I've been pondering the nature of writing lately, wondering how much it is based on talent, and how much it is based on learned ability. Now obviously, a naturally talented writer will still benefit from instruction, training. Then there are those who may feel they have no talent at all writing and must rely heavily on their training and constantly practice.

It's something I think about a lot when I see someone drawing an amazing picture. I could stand over their shoulder and say, "I wish I could draw like that." And usually the response I get is that I could if I just practiced enough. And it's a nice thought. But a large part of me insists that this person's drawing I'm looking at could only be a product of pure talent. And I may practice all I want but eventually will have to accept my limitations as an artist.

It's similiar with music. We've all seen movies about musical genius such as Shine or Ray. True enough, those artists had to practice a lot to get as good as they were, but, come on, those people were naturals. I have this hard time believing that no amount of practice could ever make me as good as Ray Charles was at the piano. Does having talent encapsulate the drive and motivation to be good at something? Can I learn motivation? Or is that something that cannot be contrived?

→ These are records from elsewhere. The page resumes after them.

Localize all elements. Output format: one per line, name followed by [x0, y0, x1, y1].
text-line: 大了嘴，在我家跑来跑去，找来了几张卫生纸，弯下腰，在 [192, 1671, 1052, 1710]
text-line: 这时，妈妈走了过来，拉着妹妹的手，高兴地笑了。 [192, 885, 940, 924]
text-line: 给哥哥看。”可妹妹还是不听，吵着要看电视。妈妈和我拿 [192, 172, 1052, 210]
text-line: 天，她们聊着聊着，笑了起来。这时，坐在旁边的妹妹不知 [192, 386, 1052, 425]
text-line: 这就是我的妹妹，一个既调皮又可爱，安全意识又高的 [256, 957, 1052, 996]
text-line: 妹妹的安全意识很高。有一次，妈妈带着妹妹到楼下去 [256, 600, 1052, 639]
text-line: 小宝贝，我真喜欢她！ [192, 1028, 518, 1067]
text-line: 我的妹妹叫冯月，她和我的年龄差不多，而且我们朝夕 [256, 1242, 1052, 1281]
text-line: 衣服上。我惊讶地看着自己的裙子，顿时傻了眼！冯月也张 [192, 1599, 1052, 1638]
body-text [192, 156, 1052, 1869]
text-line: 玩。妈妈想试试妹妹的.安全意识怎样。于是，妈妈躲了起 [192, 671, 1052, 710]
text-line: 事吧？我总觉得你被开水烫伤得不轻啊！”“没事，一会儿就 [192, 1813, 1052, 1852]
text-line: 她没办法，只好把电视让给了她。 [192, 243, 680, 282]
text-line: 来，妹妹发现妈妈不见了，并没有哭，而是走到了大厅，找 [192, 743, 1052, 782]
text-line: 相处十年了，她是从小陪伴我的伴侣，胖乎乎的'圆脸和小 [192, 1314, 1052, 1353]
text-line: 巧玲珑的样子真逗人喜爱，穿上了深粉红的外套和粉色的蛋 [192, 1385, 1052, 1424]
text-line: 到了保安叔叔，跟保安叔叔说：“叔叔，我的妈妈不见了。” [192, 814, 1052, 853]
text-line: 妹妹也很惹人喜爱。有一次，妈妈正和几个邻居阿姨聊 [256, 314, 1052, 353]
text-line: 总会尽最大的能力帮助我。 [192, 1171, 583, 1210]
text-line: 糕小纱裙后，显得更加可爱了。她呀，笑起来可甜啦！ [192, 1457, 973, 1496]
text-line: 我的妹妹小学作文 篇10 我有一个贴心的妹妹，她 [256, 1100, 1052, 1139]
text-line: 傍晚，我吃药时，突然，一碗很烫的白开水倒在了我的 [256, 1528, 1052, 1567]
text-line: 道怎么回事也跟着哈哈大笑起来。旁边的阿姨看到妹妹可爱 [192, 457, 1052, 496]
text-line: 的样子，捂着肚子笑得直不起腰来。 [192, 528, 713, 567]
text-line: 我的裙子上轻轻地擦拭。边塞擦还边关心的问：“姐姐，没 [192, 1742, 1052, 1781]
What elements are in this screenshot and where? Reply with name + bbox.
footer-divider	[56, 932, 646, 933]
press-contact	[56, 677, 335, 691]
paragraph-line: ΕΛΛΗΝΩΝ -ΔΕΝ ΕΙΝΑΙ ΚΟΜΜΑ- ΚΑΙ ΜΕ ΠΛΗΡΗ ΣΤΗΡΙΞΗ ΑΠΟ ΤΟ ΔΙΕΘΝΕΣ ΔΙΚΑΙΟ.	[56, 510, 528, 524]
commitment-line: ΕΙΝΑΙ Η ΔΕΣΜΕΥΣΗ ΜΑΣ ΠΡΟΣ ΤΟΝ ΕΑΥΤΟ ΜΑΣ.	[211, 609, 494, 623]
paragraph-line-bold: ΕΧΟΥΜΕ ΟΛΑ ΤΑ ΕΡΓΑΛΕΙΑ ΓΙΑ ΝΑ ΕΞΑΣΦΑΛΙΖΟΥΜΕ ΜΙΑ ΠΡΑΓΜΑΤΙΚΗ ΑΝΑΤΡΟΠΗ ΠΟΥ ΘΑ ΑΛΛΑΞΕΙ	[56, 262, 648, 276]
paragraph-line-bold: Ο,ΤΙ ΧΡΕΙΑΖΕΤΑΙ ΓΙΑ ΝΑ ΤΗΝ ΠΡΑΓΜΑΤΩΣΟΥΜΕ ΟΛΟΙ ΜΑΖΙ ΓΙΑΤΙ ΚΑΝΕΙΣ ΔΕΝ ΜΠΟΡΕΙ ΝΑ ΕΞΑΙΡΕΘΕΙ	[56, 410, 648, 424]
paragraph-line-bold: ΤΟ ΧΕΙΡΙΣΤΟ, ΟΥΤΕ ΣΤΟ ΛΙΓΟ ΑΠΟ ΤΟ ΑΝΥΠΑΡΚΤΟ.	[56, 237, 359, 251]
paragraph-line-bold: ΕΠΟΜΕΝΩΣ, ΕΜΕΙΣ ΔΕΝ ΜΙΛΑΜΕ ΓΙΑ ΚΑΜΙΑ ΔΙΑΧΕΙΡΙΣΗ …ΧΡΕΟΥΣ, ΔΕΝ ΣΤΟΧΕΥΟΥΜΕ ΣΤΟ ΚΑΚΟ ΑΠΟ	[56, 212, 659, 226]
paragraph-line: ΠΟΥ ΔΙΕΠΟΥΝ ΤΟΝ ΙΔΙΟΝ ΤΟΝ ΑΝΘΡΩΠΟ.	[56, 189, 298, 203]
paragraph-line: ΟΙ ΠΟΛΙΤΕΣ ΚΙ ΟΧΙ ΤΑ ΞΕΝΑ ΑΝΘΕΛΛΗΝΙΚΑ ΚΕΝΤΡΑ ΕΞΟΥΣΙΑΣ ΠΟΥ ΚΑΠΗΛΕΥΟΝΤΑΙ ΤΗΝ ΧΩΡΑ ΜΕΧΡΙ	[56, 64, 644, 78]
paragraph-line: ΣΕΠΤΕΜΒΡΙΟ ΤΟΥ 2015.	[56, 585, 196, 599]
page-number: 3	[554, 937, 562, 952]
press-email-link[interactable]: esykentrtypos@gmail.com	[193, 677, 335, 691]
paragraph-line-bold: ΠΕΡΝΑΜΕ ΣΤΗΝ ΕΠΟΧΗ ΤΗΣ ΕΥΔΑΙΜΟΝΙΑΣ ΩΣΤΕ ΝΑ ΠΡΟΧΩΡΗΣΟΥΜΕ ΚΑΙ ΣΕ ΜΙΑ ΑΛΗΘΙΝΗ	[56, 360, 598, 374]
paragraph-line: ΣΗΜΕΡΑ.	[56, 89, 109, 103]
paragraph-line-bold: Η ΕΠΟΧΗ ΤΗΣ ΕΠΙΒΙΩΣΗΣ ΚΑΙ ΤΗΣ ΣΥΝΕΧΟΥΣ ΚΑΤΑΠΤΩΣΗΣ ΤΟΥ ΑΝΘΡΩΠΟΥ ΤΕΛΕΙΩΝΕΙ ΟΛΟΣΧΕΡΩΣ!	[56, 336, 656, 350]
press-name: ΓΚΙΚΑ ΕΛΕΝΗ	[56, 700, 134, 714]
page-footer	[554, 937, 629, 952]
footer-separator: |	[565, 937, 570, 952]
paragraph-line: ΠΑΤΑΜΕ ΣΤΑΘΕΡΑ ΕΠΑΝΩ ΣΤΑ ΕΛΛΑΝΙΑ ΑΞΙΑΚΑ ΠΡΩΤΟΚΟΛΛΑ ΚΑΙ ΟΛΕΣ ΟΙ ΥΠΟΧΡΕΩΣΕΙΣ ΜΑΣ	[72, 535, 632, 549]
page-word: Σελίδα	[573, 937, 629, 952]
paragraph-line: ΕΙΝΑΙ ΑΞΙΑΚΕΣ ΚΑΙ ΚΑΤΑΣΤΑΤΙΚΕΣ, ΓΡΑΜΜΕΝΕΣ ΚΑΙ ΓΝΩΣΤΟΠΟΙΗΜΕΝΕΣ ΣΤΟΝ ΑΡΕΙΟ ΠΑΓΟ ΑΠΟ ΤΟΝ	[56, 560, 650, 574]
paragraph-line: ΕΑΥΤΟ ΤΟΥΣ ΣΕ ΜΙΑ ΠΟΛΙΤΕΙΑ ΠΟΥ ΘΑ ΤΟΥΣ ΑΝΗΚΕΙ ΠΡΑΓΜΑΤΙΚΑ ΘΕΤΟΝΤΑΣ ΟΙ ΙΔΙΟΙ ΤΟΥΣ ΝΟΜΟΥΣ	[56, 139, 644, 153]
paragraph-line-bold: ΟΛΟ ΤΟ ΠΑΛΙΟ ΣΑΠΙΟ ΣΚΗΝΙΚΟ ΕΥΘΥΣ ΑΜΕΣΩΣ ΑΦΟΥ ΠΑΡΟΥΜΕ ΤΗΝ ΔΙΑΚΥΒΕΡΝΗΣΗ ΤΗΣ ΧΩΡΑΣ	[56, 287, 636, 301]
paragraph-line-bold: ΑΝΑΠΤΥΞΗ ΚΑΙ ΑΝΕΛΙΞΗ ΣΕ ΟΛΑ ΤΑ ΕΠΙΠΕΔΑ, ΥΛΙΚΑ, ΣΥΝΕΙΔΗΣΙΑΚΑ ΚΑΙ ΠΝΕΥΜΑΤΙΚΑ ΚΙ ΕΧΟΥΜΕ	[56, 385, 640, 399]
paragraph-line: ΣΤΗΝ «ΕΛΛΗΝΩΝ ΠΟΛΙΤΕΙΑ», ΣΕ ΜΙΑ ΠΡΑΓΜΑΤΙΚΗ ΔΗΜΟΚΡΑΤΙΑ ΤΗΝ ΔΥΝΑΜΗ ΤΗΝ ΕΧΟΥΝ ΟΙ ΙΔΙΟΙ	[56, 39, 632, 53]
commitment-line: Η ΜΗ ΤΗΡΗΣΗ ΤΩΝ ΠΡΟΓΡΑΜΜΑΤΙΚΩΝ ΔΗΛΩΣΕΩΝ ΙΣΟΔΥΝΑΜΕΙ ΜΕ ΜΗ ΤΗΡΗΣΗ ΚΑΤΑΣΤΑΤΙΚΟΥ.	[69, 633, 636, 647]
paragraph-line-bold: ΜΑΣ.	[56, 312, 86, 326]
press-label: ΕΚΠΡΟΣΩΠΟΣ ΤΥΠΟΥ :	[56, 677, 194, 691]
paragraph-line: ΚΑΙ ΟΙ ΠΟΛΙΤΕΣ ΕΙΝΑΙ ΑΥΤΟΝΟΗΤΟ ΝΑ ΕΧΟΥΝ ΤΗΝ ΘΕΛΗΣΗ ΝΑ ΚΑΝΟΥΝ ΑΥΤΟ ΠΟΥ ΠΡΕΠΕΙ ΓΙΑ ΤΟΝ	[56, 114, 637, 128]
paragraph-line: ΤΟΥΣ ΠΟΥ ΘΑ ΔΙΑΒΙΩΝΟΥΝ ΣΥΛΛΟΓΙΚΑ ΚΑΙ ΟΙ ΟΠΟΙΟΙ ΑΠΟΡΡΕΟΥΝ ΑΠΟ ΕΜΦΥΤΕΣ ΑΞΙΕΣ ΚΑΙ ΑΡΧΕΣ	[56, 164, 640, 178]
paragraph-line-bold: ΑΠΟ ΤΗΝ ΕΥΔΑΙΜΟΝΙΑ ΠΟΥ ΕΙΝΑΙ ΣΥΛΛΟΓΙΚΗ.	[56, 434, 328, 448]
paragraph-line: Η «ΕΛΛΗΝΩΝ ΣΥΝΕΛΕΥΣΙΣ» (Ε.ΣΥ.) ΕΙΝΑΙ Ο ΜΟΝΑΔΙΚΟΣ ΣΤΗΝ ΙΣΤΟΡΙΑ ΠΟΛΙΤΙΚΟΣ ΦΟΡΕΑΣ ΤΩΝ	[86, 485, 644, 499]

These thoughts of mine really make me wonder about my own limitations as a writer. Can I train myself to be a better writer? Probably. But to what extent? When do I accept the limitations that I have? Just how far can my talent take me before I've reached my creative and intellectual peak?

At times when I think I'm a fairly adept writer, the masocist in me insists that I just start reading Kurt Vonnegut or Frank Herbert. It's always a nice reality check for me. One that says, "You either can never be this good, or you started too late in life to be this good." Kind of disturbing I suppose, but it may be a tad healthy to recognize what my limitations as a writer are. And perhaps a benefit of this is that I may lash out occasionally and take on more than I can handle. I'm sure it's positive to attempt things that may seem impossible. Such as writing a good novel. But it's good to try anyway.

The only regret I may have is that I'll never be as funny as the guy who writes these abridged scripts. http://www.the-editing-room.com

1 Comments:

Blogger Kassie said...

I like your thoughts, Greg. I think about these things too. Hmmm.... Good blog.